Getting WikiData for Canada Goose Q26733 (see previous comment). https://www.wikidata.org/w/rest.php/wikibase/v0/entities/items/Q26733

Look in (large) JSON response for WikiData values for P141 Conservation Status. The following snippet shows only one of dozens attached to the item with some keys removed. Unfortunately the statements are not sorted by property key. Inspect the value content key to get Q211005 which is the value for Least Concern. Phew!

"P141": [
  {
    "id": "Q26733$47CFEEBD-8A6E-4AA3-8BBA-AC8379A6DCD9",
    "rank": "normal",
    "qualifiers": [],
    "references": [
    ],
    "property": {
    },
    "value": {
      "type": "value",
      "content": "Q211005"
    }
  }
]
Lower Risk
Threatened
Extinct
Other

There should be one for NE Not Evaluated but I'm not sure what it is.

gshaw commented 1 year ago

Other interesting WikiData properties related to birds.

gshaw commented 1 year ago

My approach doesn't quite work because of differences in scientific names used by eBird, Wikipedia, Wikidata, and IUCN. E.g., some scientific names used by eBird are different than IUCN. I wrote a script to import the conservation status from IUCN into the scientific names used by eBird but that causes a lot of conflicts because Wikidata only allows one record to have an IUCN taxon ID. This required me to fix 100s of conflicts via script and a bit by hand.

It's cool how easy it is to jump in to contribute to Wikidata but it's also difficult if you don't aren't sure who to ask for guidance.
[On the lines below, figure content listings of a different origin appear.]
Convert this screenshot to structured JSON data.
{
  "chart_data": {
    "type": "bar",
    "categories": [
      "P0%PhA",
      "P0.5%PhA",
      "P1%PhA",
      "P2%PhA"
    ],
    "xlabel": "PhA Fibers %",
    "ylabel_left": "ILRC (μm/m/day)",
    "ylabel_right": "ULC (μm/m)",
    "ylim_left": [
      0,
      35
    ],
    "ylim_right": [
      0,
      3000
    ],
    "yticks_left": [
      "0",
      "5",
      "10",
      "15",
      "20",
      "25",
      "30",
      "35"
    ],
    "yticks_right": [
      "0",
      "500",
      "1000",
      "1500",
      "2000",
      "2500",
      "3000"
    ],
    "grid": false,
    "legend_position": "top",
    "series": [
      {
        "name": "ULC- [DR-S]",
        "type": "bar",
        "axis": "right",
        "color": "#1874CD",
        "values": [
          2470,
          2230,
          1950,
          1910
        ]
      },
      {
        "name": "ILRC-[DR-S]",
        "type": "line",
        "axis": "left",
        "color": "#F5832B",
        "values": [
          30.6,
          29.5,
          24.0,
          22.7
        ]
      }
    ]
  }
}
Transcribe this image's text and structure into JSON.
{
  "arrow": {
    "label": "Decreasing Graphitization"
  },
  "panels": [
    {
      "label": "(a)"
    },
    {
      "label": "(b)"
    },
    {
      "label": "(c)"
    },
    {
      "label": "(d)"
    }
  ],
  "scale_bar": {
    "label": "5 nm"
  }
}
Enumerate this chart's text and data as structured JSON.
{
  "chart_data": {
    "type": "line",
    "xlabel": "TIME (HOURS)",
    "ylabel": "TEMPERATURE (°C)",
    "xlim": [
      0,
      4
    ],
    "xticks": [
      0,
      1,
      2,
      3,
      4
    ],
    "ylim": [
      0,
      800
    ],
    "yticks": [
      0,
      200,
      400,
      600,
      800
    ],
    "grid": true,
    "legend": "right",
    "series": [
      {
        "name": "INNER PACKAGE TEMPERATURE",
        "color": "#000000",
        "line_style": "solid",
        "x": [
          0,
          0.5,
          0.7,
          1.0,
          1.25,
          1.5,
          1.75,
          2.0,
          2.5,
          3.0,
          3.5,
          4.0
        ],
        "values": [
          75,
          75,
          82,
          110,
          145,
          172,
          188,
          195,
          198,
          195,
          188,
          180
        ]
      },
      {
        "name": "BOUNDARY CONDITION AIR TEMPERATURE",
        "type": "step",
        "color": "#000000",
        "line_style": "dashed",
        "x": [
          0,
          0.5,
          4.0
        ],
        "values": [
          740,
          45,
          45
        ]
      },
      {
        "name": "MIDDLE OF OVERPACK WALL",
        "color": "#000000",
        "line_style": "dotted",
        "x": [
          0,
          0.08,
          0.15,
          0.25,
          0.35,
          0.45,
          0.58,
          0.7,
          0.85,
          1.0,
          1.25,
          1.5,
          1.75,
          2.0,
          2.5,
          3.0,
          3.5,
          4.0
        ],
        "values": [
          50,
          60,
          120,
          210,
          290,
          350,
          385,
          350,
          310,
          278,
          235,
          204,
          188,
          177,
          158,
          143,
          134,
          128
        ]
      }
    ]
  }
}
I'm still left uncertain on how to proceed down this route. Ultimately I think leveraging Wikidata is the right thing to do but I'm not sure the best way to handle the differences in eBird as this time. Giving it more time as this isn't on the critical path.

Reference script code and run output: https://gist.github.com/gshaw/a326394f260def9bef66765b0959f89a

Also, shout out to the wikibase-cli tool. Fantastic for scripting as the Wikibase API isn't trivial to use to modify records.